To the country's major opposition group, the Justice and Development Party (PJD), the notion of a US initiative to encourage democratic reforms in the region is more than self-interested - it is offensive.

"The current administration in the US is in no position to speak of political reforms, democracy and human rights, while it violates human rights every day in Iraq," says PJD Secretary General Saad El Othmani.

"We are not against democracy and reforms, but we are against imposed ideas - and the US never intervenes except for its own interest."

The PJD's views cannot be brushed off as they are not those of a small minority.


Some feel the US is trying to impose its ideas

"I am against the US, against US policy in Iraq, against the oppression," one of the demonstrators told me earlier this month.

"I'm here to protest against US terrorism in Iraq," said one woman who had joined the march with her baby tied in a sling to her back.

"We are here to tell George W Bush that he is a criminal person," said another man.

Push for dialogue

How likely is the forum to achieve its goal of initiating democratic reforms in the region, faced on the one hand with anti-US sentiment, and on the other with monarchies, emirates or presidencies-for-life as the dominant model of Arab government?
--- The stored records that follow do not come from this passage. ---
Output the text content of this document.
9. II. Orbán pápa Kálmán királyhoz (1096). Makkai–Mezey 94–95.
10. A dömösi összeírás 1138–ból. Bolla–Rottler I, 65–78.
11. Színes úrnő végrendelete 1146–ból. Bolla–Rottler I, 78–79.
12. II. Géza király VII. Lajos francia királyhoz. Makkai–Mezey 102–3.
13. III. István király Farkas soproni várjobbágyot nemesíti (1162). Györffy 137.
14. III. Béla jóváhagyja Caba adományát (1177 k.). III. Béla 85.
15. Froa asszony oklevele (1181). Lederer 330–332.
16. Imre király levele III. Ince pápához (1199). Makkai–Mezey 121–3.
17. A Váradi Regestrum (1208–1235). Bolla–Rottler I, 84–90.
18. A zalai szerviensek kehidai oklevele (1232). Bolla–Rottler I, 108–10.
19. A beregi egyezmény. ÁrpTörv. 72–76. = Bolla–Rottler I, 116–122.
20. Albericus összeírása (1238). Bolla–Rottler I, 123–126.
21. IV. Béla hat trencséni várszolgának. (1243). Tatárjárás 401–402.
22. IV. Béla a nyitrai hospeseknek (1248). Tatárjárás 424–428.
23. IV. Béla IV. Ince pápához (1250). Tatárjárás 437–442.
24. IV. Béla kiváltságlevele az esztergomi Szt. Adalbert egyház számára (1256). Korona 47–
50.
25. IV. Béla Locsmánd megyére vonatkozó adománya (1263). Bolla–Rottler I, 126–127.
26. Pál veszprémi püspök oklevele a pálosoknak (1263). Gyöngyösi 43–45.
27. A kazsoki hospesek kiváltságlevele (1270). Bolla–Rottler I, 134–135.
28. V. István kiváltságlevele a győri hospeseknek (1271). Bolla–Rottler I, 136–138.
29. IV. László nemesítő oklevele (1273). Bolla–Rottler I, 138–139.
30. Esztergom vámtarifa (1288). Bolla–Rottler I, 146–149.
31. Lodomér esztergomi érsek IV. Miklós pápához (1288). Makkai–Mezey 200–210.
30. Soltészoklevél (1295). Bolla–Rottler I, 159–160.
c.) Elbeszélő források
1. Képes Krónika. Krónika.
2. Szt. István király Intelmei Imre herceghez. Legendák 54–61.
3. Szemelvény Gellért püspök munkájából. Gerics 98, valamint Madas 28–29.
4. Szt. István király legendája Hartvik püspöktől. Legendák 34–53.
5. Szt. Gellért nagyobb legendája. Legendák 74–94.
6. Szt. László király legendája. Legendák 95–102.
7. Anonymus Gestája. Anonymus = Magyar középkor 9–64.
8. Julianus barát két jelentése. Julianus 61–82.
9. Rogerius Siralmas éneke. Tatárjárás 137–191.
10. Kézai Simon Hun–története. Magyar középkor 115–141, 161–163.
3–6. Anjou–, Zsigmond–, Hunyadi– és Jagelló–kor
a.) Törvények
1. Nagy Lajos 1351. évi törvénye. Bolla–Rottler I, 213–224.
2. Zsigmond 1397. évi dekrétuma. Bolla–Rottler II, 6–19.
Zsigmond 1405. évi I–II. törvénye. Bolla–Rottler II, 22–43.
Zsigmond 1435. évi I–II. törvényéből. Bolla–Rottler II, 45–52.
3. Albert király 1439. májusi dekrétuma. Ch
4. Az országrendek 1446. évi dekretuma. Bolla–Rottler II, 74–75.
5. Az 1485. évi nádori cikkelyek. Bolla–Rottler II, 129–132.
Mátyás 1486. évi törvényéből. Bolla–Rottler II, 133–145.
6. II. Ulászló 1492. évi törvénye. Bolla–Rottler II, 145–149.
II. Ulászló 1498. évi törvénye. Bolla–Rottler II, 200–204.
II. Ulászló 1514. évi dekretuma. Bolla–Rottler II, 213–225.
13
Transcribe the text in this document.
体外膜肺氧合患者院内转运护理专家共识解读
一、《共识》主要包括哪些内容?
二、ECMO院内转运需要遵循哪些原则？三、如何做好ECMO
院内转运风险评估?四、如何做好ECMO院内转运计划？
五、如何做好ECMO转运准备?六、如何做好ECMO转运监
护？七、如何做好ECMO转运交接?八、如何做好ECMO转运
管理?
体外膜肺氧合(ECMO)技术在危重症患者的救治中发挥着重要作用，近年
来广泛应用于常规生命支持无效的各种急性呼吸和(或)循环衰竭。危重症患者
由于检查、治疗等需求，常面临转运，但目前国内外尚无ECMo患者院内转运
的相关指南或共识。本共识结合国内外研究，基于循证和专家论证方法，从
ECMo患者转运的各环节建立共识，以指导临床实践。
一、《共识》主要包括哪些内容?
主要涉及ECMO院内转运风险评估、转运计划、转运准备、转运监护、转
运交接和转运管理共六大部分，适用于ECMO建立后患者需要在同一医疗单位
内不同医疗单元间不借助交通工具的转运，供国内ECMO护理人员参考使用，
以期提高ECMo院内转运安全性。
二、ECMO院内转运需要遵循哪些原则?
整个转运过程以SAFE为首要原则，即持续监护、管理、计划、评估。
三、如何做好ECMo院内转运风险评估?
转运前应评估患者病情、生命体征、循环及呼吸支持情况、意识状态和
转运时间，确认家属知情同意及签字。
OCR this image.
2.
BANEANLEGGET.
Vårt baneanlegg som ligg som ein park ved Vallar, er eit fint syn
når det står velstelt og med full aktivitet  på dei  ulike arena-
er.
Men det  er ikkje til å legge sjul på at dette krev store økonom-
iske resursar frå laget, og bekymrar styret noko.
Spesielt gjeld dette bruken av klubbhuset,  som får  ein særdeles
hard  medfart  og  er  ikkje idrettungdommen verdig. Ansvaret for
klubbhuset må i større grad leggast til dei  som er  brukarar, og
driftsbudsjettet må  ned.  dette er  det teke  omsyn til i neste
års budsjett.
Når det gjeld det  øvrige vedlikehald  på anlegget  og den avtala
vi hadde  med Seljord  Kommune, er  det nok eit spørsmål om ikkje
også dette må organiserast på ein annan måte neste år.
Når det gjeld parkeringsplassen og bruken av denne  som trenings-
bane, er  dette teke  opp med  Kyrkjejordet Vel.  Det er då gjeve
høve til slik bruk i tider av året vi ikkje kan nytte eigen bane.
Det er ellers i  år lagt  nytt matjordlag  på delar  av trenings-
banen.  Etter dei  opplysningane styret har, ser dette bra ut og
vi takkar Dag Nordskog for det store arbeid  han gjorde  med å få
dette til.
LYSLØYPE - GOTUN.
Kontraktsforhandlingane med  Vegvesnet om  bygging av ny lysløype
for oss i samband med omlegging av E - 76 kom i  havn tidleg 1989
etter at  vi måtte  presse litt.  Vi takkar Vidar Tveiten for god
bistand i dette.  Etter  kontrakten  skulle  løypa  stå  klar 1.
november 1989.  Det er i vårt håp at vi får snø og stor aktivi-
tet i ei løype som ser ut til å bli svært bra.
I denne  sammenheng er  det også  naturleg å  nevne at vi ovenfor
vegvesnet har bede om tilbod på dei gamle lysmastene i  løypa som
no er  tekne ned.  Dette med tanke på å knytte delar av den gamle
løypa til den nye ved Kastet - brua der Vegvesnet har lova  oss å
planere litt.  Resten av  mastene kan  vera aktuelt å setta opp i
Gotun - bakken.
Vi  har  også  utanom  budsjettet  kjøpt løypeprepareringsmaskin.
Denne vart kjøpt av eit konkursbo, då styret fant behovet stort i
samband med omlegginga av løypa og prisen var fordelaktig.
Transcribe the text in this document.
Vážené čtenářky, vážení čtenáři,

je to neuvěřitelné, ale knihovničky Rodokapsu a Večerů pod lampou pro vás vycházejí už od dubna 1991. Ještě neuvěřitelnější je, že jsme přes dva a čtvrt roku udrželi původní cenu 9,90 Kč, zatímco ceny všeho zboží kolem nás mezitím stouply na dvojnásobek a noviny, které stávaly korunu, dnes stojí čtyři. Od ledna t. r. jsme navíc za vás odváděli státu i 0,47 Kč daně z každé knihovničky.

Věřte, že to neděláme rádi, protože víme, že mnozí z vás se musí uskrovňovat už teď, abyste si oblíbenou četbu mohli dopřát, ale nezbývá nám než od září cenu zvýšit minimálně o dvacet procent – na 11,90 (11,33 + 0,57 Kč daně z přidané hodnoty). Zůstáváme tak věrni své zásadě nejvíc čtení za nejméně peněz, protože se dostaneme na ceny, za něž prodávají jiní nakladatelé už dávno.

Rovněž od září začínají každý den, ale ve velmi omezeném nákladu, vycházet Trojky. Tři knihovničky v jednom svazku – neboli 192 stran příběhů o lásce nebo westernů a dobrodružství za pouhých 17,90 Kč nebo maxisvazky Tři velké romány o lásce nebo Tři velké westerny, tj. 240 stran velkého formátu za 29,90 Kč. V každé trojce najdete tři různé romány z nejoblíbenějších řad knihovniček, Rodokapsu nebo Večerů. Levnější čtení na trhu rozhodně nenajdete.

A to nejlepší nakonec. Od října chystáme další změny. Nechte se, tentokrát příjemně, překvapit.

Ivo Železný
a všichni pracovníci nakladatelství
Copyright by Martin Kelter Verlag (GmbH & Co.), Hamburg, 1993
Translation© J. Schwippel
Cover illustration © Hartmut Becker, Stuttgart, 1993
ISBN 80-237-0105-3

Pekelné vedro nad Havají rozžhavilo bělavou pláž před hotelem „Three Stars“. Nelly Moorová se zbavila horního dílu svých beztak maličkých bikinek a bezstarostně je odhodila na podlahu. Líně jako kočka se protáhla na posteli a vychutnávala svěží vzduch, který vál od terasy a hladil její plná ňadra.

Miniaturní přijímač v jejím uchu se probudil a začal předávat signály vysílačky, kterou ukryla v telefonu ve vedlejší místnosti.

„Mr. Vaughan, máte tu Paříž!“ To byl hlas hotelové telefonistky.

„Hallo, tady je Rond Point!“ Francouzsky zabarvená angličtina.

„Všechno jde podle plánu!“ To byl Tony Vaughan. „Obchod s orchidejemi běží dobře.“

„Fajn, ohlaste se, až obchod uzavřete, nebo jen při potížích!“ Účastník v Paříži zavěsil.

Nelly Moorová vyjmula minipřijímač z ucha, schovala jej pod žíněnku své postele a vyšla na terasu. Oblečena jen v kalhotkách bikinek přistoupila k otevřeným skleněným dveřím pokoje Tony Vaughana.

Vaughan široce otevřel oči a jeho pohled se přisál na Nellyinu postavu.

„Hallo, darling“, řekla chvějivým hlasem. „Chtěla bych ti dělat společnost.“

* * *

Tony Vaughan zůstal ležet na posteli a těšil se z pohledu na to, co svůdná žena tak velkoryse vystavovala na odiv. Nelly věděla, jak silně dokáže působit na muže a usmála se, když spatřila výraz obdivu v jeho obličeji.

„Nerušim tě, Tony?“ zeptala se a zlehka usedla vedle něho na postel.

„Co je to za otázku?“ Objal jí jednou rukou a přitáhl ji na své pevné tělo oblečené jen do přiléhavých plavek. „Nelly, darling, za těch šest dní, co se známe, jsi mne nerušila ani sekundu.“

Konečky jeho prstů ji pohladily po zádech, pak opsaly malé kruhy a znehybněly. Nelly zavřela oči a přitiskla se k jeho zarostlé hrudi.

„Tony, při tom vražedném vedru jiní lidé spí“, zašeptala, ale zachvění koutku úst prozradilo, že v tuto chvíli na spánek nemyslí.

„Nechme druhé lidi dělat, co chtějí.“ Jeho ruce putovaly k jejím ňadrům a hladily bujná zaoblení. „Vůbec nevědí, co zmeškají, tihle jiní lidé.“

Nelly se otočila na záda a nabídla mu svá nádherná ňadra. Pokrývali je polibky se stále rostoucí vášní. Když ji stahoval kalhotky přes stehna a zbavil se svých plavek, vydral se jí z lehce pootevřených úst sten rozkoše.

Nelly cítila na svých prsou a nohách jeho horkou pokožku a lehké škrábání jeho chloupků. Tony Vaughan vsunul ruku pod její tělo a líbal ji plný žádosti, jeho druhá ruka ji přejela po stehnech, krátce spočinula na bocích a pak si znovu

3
Flags of the countries participating in the forum decorate Rabat's boulevards
Keeping the equilibrium between what is left of a more authoritarian way of doing things and a transition to democracy is a most sensitive issue in Morocco, Jordan and other Middle Eastern countries, according to Gerard Laeutulippe.

He is director of the National Democratic Institute, a non-governmental organisation supporting democracy in the region.

"They will accept a US initiative helping them - not imposing on them - to develop their democracy, and not necessarily at the US pace or the European pace," he says.

"But they will accept that because I see it every day, and I'm working in the field."

Concrete promises of reform are unlikely to come out of the forum on Saturday.

But what the US is hoping is that some Arab nations will at the very least step up with a firm commitment to continuing the dialogue.